Jesus calls on us to trust that the blood of the sacrificial Lamb of God will make all the difference - for all eternity!

In this meal, Jesus inaugurated a new and better Passover meal - it’s called the Lord’s supper and if Jesus is our Passover Lamb, then I think we will want to celebrate this supper together often.


Mark says they sung a hymn together, which speaks of the joy that is bound up in that meal. And I love that Jesus ate it with them. It’s a very intimate meal.

 

And even though Jesus calls out Judas’ betrayal at it, yet there is a tangible fellowship at this meal. The disciples have their devotion to Jesus in common.

 

And Jesus is serving them and talking with them. And they’re singing together. It’s a precious time - and I think it should be for us too when we gather to celebrate it.
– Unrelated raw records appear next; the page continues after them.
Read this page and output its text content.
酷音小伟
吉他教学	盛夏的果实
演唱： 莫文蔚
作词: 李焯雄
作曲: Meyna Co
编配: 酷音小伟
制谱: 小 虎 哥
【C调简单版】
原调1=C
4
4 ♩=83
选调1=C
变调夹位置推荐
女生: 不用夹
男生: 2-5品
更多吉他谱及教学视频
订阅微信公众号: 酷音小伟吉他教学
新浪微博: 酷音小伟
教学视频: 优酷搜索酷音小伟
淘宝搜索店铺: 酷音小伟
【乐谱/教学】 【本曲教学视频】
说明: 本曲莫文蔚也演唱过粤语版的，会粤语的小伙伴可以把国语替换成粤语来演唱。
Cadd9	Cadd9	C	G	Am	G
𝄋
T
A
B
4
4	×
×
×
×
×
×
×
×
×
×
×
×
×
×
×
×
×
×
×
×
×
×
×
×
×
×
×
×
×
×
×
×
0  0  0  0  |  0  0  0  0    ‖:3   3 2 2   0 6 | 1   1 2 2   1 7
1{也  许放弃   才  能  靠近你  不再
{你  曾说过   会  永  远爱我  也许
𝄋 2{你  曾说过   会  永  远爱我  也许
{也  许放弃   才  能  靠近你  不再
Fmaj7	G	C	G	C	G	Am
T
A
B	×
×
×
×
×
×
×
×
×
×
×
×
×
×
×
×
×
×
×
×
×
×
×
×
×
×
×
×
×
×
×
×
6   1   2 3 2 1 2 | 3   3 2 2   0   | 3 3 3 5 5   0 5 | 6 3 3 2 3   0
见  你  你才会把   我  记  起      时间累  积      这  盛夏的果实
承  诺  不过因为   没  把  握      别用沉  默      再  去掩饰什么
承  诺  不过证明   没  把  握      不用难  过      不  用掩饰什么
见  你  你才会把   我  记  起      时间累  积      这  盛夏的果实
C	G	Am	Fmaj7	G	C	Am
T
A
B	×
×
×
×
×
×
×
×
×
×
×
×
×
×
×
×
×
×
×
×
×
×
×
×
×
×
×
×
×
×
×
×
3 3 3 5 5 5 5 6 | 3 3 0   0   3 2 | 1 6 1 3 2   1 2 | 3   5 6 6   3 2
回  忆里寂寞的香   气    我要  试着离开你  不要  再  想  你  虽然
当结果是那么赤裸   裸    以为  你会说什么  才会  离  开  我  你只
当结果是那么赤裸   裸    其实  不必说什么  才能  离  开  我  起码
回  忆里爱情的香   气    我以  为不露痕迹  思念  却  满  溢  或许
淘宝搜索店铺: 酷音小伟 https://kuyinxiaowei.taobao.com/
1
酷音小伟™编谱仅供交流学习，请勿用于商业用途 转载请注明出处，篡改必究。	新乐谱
Jesus says, in verse 25, that he won’t drink wine again until he comes into the kingdom of God - when he will drink it anew.

 

At the first new-covenant table, Jesus had an eye to the future. He anticipated his own return and the feast that will accompany that moment.

 

Isaiah anticipates it like this: ‘on this mountain the Lord will prepare a feast of rich food for all peoples, a banquet of aged wine - the best of meats and finest of wines’.

And Revelation 19 speaks of it like this: ‘Let us rejoice and be glad and give him glory! For the wedding of the lamb has come and his bride has made herself ready…Blessed are those who are invited to the wedding supper of the lamb!

Jesus holds promise then, not only for this life, but for the life to come.

Mary got that, Judas didn’t. Let’s not be deceived like Judas! Let’s have Jesus as our ultimate treasure like Mary.

And, like Mary, let’s live our lives out here for the glory of God and his Son, Jesus Christ.